Tussen 1400 en 1423 hoorde de herberg het Verken toe aan Frank de Raymakere, die aan O.L.Vrouw ten Poel een cijns van 3 pond schuldig was. Voor opvolger had Frank zijn zoon Wouter Raymakere of, zoals hij in Latijnse vertaling heet, Walterus Rotaryfaber (1424-45). Na hem komt Willem Ramekere (1446-80). Een rademaker was meestal tegelijk smid, zodat zijn zoon als eigenaar voorkomt met de naam Willem Smeets alias Raymaekere. Deze was getrouwd met Elisabeth van Millen en komt een paar keer voor in oorkonden van 1504 en 1505. Verder vermaakte hij aan het klooster van Sint-Agnetendaal in de Kabbeekstraat, als gift onder levenden, een halve zille beemd in het Overbroek in Oplinter. Dit Overbroek heb ik gelokaliseerd tussen de Gete en de Oude Gete. De akte werd opgesteld in het huis van Willem Smeets alias Raymaekere staende op den driesch to thienen, gheheyten int vercken. Willem werd opgevolgd door Lodewijk van Scaybroek (1509-1530), maar in 1540 is hij vervangen door Jan Fabry alias Smeets. De familienaam Fabry is de Latijnse vertaling van Smets. Jan Fabry was derhalve een bloedverwant van Willem Smeets. Volgens De Ridder was hij ook dezelfde als Jan inde Canne alias Raymaeckers (1554-55) en als Jan Raeymaekers wonende int vercken opten driesch (1555-62). Daarom heette hij in 1562 ook Jan int vercken. Deze Jan had in 1562-66 als opvolger Jacob Bormans, afkomstig van Wetsingen onder Heilissem, die vermoedelijk het eigendom had ingewonnen. Op het einde van de 16de eeuw hoorde het Verken weer toe aan Nicolas Fabrij, een afstammeling van Jan Fabry alias Smeets. Daarna eindigt de dynastie van de rademakers, want in 1636 vernemen we dat het huis toebehoorde aan Jacob of Jacus Willemaers, die ook rechten bezat op het Gulden Hoofd en het Papegaaiken. In de 17de eeuw heette het huis ook het Wild Verken. Zo lezen we in het Cijnsboek van Heer en Rivieren, herschreven rond 1674: Jacob wilmaerts tvoren nicolas fabrij van sijn hays genaempt het wilt vercken staende op den dries.

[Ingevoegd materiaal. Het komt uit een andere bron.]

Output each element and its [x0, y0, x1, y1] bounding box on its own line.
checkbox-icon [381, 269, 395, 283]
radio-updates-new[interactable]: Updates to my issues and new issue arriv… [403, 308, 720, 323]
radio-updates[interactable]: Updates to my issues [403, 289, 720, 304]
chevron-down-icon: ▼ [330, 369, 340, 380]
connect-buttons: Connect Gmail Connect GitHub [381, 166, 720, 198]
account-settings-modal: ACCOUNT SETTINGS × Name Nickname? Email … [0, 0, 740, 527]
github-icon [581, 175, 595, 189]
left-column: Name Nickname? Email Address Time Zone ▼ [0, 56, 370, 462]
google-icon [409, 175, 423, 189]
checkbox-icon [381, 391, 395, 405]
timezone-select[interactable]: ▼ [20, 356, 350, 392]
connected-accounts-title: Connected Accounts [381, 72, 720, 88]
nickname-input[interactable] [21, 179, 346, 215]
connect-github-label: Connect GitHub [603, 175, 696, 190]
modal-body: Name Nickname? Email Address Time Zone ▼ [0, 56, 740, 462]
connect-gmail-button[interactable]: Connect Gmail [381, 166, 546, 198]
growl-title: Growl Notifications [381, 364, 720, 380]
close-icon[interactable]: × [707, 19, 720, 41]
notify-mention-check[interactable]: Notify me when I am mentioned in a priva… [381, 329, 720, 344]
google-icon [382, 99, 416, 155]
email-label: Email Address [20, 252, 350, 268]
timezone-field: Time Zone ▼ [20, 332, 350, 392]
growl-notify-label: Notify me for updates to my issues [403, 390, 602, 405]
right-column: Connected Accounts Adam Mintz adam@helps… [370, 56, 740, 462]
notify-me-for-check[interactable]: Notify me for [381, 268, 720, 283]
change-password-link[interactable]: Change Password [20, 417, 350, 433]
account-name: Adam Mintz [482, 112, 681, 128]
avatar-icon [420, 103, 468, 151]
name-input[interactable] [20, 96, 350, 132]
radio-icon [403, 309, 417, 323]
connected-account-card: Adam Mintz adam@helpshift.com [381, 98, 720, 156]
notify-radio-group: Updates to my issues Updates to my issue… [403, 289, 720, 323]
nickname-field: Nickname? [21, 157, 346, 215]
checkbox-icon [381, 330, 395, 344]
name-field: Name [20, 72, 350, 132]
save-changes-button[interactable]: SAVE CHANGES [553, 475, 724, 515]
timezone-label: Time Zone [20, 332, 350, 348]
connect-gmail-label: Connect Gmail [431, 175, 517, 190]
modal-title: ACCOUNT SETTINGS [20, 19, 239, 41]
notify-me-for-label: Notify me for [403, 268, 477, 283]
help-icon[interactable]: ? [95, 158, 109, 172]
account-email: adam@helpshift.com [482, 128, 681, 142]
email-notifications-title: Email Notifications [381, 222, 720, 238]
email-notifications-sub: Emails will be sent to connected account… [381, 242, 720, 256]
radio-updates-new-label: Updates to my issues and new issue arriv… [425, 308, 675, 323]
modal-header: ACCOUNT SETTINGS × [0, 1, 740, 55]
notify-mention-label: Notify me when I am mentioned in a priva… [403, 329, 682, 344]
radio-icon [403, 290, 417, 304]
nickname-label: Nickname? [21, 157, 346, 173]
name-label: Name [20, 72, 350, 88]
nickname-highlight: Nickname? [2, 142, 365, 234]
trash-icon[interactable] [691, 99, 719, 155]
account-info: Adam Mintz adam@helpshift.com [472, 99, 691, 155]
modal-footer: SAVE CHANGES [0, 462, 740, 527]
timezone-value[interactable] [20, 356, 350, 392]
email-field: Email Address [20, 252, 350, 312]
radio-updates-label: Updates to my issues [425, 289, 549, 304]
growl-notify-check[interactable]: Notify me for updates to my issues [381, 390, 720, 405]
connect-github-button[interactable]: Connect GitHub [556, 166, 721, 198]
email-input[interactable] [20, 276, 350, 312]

Jacob Willemaers kreeg van de stadsoverheid de toestemming om zijn dak 1,65 m te verlengen. In het cijnsboek staat het als volgt: van dat hij ’t daeck van sijnen huijse liengen mach ter straeten werts vijff voeten. Ook mocht hij de vier stijlen van sijnen oistalle op straat zetten. Een oistalle is een hoefstal, waarin een paard werd vastgemaakt. De eigenaar betaalde voor deze toelatingen een belasting van 3 obolen. Verder betaalde hij nog een obool voor zijn poortaele oft lueben. Jacob stierf niet lang na 1635, want in 1639 hoorde het huis toe aan de erfgenamen wijlen Jaecques Wilmaerts. Zo kwam de herberg «bij successie» aan zijn dochter Anna Willemaers, ook genoemd het begijnken Willemaers. Van deze ging het Verken «bij coop» over naar Goort Loyaerts, die al de bezitter was van de Scheuleer. Dit is de latere linkerzijde van de Tinnen Schotel. Godevaart Loyaerts bezat de herberg nog in 1692.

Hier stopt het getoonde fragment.